Sampang Madura– Deputi Kajian dan Pengawasan DPP Jatim Corruption Watch secara resmi telah melayangkan surat pemberitahuan monitoring kepada 14 desa di Kecamatan Jrengik pada tanggal 12 November 2025. Langkah ini diambil sebagai upaya untuk memastikan pelaksanaan pengelolaan Alokasi Dana Desa (ADD) dan Dana Desa (DD) dilakukan secara transparan dan akuntabel, Rabu (12/11).

Menurut Deputi Kajian dan Pengawasan Jatim Corruption Watch, Sauri, monitoring ini bertujuan untuk mengawal penggunaan dana desa agar tepat sasaran dan tidak terjadi penyimpangan. Pihaknya ingin memastikan bahwa setiap desa di Kecamatan Jrengik mengelola keuangan desa dengan prinsip transparansi dan akuntabilitas, sehingga masyarakat dapat turut serta mengawasi dan mengontrol penggunaan dana tersebut.

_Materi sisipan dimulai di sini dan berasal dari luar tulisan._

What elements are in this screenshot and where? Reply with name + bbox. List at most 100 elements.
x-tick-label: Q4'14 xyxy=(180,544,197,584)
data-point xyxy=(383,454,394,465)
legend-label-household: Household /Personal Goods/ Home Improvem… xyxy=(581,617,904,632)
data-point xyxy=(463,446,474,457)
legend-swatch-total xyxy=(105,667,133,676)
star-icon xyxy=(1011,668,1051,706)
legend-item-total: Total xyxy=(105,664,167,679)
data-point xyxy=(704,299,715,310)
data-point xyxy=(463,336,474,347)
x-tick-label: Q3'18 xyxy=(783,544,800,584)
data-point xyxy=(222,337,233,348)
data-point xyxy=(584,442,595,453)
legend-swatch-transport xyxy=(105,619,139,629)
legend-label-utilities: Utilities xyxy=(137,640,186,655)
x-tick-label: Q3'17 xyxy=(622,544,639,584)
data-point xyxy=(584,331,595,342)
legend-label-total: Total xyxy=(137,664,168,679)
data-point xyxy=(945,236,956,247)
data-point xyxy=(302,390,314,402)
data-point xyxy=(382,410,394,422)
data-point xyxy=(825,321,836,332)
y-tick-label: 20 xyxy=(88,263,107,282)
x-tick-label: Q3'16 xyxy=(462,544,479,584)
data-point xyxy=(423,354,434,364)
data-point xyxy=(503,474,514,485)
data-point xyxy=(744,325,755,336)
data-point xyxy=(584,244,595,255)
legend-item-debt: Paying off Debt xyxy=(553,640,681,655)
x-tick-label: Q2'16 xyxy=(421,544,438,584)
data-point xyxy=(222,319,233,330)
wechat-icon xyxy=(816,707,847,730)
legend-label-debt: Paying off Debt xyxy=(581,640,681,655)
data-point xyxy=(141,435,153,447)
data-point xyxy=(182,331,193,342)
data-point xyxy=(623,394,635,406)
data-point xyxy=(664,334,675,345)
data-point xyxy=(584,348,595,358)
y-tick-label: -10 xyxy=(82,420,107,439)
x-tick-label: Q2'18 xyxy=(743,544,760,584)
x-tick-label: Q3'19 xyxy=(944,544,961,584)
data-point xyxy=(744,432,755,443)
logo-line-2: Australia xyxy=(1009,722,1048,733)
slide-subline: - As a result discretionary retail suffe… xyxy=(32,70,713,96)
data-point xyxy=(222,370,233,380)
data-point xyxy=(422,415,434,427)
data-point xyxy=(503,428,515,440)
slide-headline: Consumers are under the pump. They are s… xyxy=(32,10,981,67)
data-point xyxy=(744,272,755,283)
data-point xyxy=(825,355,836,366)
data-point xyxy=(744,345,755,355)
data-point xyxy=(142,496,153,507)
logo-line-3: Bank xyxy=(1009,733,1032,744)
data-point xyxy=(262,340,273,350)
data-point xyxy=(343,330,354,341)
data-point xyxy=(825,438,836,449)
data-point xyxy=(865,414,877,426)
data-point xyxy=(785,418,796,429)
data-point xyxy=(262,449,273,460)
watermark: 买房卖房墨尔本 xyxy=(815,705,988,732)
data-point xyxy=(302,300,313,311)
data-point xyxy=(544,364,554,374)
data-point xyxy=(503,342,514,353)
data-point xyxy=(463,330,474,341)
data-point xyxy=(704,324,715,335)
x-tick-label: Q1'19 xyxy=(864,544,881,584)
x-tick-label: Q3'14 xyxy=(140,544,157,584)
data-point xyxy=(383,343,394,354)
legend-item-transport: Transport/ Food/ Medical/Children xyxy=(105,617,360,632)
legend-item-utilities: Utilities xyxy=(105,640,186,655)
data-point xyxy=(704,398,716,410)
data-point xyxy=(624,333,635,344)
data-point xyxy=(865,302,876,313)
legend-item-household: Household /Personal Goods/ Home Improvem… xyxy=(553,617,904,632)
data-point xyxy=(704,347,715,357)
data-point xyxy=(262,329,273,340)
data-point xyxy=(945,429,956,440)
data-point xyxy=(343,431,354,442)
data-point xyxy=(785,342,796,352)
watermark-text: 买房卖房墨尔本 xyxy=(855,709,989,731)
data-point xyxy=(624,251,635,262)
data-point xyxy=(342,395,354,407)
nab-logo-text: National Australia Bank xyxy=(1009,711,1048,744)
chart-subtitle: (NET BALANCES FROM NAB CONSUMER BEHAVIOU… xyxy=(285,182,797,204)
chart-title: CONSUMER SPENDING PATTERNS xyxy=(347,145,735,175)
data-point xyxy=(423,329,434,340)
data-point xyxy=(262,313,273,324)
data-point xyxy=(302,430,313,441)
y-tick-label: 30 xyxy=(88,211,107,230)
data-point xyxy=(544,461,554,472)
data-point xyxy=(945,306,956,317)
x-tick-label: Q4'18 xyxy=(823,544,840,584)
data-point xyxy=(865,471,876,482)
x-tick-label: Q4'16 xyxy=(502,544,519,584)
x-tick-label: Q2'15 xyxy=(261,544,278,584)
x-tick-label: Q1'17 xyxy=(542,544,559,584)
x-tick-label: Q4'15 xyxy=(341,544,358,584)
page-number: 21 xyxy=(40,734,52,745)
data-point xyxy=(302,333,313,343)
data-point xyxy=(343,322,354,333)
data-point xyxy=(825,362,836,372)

“Kami akan melakukan monitoring secara ketat terhadap pelaksanaan pengelolaan ADD dan DD di 14 desa di Kecamatan Jrengik. Kami ingin memastikan bahwa dana tersebut digunakan untuk kepentingan masyarakat desa, bukan untuk kepentingan pribadi atau kelompok tertentu,” tegas Sauri.

Sauri juga menambahkan, jika dalam monitoring ditemukan adanya indikasi penyimpangan atau ketidaksesuaian antara laporan dengan fakta di lapangan, pihaknya tidak akan segan-segan melaporkan temuan tersebut kepada Komisi Pemberantasan Korupsi (KPK), Kejaksaan Tinggi (KAJATI), atau Kepolisian Daerah (POLDA).

“Kami tidak akan mentolerir segala bentuk penyimpangan dalam pengelolaan dana desa. Jika ada indikasi korupsi, kami akan melaporkan kepada pihak berwajib agar segera ditindaklanjuti sesuai dengan hukum yang berlaku,” tandasnya.

Langkah yang diambil oleh Jatim Corruption Watch ini diharapkan dapat menjadi pengingat bagi para kepala desa dan perangkat desa di Kecamatan Jrengik untuk lebih berhati-hati dan transparan dalam mengelola keuangan desa. Partisipasi aktif dari masyarakat dalam mengawasi penggunaan dana desa juga sangat diharapkan agar pembangunan desa dapat berjalan dengan baik dan berkelanjutan.